Dans l’agriculture, les ambitions d’autosuffisance doivent encore surmonter les défis de la vulnérabilité climatique et du manque d’investissements structurants dans l’irrigation ou les chaînes de valeur locales. Le textile reste tributaire de la demande extérieure et de l’état des infrastructures portuaires. Le tourisme, bien qu’en reprise, souffre encore de l’insuffisance des liaisons intérieures, du coût élevé des déplacements, et de la faible densité de services dans les régions à fort potentiel.  Quant au graphite, il représente un levier prometteur, mais encore marginal en valeur : selon le FMI, il pèse moins d’un dixième des exportations minières totales. Et la reprise du nickel dépendra aussi de l’évolution des cours mondiaux.

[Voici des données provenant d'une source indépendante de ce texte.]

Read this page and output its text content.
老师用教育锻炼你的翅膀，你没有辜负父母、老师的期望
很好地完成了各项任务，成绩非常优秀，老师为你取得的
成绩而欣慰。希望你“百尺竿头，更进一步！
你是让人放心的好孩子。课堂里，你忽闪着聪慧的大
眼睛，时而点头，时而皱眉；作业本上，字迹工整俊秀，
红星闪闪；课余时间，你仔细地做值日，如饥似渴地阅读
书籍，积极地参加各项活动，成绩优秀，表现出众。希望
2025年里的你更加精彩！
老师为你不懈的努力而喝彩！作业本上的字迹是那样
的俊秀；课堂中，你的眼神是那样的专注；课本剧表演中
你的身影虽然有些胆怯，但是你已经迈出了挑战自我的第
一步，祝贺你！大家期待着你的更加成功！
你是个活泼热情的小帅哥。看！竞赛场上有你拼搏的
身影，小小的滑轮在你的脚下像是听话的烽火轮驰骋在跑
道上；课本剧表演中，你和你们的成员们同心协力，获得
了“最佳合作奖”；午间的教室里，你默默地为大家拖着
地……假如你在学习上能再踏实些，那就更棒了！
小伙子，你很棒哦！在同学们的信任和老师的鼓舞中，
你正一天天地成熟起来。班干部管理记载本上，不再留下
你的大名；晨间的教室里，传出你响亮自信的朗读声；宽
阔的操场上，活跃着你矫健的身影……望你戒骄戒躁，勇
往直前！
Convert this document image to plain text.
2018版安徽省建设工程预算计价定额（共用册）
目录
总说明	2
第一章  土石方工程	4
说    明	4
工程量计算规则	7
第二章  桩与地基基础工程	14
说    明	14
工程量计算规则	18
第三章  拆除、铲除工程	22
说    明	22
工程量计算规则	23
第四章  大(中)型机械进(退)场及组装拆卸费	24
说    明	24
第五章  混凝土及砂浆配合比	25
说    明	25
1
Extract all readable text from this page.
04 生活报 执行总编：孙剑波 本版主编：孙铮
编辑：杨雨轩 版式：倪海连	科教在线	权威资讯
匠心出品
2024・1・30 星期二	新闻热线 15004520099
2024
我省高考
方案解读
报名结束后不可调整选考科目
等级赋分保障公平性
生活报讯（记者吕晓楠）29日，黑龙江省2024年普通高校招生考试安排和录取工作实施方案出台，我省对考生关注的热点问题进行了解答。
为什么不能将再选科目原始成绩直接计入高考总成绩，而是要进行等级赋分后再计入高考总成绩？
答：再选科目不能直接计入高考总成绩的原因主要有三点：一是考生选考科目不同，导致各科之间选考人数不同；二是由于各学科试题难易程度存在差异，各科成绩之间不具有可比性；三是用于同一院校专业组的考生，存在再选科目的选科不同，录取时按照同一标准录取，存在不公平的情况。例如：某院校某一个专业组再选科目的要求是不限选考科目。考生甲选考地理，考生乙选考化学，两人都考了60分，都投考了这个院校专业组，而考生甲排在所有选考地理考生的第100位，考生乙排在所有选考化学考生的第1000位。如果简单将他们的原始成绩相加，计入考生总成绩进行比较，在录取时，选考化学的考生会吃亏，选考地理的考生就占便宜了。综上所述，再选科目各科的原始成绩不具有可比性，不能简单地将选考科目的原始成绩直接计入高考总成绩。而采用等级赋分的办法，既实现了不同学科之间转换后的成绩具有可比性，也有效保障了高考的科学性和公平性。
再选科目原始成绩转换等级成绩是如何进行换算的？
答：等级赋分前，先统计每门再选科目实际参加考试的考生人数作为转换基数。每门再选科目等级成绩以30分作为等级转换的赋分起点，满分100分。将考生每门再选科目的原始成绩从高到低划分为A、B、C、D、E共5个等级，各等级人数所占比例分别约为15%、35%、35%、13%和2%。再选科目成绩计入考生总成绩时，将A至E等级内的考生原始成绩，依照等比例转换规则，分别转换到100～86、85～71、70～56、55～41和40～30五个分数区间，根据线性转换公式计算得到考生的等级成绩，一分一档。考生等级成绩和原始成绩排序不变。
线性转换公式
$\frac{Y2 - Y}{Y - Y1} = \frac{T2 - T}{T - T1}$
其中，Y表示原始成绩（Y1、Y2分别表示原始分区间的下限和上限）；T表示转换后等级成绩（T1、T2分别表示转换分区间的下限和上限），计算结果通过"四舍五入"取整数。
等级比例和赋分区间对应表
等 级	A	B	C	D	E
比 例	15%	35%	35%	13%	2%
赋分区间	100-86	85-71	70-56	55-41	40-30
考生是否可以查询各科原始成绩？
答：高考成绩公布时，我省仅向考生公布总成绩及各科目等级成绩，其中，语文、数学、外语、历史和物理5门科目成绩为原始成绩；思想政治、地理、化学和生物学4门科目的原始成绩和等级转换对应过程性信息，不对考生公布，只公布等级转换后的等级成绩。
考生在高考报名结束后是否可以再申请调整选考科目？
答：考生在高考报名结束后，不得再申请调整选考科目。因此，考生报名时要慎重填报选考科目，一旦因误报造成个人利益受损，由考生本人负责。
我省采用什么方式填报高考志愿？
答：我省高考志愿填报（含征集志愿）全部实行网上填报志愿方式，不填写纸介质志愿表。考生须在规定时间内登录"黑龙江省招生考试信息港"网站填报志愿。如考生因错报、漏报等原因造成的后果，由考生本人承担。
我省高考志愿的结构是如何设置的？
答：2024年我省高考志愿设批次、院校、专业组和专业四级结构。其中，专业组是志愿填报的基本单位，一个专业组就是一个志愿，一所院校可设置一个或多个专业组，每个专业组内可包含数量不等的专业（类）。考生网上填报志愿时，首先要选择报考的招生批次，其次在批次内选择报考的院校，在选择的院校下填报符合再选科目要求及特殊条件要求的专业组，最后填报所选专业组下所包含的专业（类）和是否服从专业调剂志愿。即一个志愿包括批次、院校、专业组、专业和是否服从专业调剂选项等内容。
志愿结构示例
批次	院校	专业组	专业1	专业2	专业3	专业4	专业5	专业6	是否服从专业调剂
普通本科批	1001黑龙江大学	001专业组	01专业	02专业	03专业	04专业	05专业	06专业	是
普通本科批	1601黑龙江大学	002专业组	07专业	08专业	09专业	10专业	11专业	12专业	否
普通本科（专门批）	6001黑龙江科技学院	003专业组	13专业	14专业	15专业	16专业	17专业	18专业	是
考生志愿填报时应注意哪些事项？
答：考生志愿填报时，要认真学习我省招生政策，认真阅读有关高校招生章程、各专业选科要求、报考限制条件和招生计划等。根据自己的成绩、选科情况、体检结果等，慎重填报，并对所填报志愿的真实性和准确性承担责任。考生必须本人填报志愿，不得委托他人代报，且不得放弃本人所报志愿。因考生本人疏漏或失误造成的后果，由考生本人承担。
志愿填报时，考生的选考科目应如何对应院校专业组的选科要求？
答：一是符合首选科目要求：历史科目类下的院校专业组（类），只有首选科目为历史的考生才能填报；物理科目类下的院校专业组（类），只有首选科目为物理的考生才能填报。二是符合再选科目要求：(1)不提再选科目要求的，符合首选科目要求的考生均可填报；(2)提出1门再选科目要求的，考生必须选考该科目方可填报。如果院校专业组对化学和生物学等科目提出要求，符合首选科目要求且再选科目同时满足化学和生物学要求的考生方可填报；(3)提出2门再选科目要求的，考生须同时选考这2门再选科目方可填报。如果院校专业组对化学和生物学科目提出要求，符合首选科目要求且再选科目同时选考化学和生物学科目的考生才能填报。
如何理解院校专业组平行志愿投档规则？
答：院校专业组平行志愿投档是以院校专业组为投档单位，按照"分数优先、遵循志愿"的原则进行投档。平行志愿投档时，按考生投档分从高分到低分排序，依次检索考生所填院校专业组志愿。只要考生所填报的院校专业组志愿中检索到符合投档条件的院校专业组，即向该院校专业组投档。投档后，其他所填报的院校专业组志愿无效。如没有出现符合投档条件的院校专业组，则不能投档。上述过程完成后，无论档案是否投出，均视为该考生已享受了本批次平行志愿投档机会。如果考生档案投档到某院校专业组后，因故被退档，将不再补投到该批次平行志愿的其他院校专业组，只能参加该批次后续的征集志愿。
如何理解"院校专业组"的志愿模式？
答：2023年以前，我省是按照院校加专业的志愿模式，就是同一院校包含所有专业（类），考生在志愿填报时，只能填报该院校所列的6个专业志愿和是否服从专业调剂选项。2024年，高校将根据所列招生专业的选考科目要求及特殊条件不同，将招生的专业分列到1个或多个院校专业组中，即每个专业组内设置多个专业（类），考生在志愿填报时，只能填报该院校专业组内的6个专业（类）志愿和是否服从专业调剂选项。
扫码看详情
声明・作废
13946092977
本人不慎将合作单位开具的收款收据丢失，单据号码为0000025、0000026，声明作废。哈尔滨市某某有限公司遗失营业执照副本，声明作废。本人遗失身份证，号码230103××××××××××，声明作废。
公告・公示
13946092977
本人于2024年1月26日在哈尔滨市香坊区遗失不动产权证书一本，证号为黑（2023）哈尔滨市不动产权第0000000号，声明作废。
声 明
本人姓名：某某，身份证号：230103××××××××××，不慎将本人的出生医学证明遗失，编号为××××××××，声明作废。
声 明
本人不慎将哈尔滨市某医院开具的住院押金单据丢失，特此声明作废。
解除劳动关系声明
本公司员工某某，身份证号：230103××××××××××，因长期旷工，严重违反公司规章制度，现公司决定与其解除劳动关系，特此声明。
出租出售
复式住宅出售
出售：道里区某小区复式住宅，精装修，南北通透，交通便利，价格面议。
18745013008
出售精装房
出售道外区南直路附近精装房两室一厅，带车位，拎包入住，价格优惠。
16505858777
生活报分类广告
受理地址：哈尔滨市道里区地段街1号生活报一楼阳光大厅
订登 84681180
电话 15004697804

Par ailleurs, le FMI attend des progrès supplémentaires en ce qui concerne la situation de la JIRAMA. La société publique d’eau et d’électricité cumule des pertes techniques importantes, un faible taux de couverture (36 % d’accès à l’électricité), et une dépendance significative aux subventions publiques. « La mission a pris note de l’élaboration en cours du plan de redressement de la JIRAMA et des discussions y afférentes au sein du gouvernement. Une adoption et une mise en œuvre rapides de ce plan, une fois finalisé, contribueraient à améliorer l’approvisionnement en électricité et en eau, à réduire les coûts de production et à limiter les appels au budget de l’État », indiquait l’institution dans un communiqué le 15 avril, qui salue également les efforts de Madagascar en matière de discipline budgétaire.

Des perspectives à concrétiser

Les perspectives de croissance économique envisagées reposent sur des fondations encore fragiles. Pour qu’elles se confirment, plusieurs chantiers devront être menés à terme, en particulier dans les secteurs de l’énergie, des finances publiques et de la gouvernance. En dehors de la situation de la JIRAMA, la poursuite du mécanisme de tarification automatique des carburants est également espérée. A cet égard, les efforts engagés pour compenser l’impact sur les populations les plus vulnérables – via le déploiement de kits solaires ou l’utilisation du registre social – ont été salués et présentés comme participant à la crédibilité de la trajectoire budgétaire.

L’adoption d’une stratégie nationale de lutte contre la corruption, récemment officialisée, va dans le sens d’une plus grande transparence dans l’allocation des ressources.

L’adoption d’une stratégie nationale de lutte contre la corruption, récemment officialisée, va dans le sens d’une plus grande transparence dans l’allocation des ressources. Mais au-delà des engagements, c’est leur mise en œuvre effective qui déterminera l’ampleur et la durabilité du redressement. La validation de l’accord préliminaire par le conseil d’administration, attendue dans les prochaines semaines, sera une première étape. La concrétisation des réformes, sur le terrain, sera la suivante.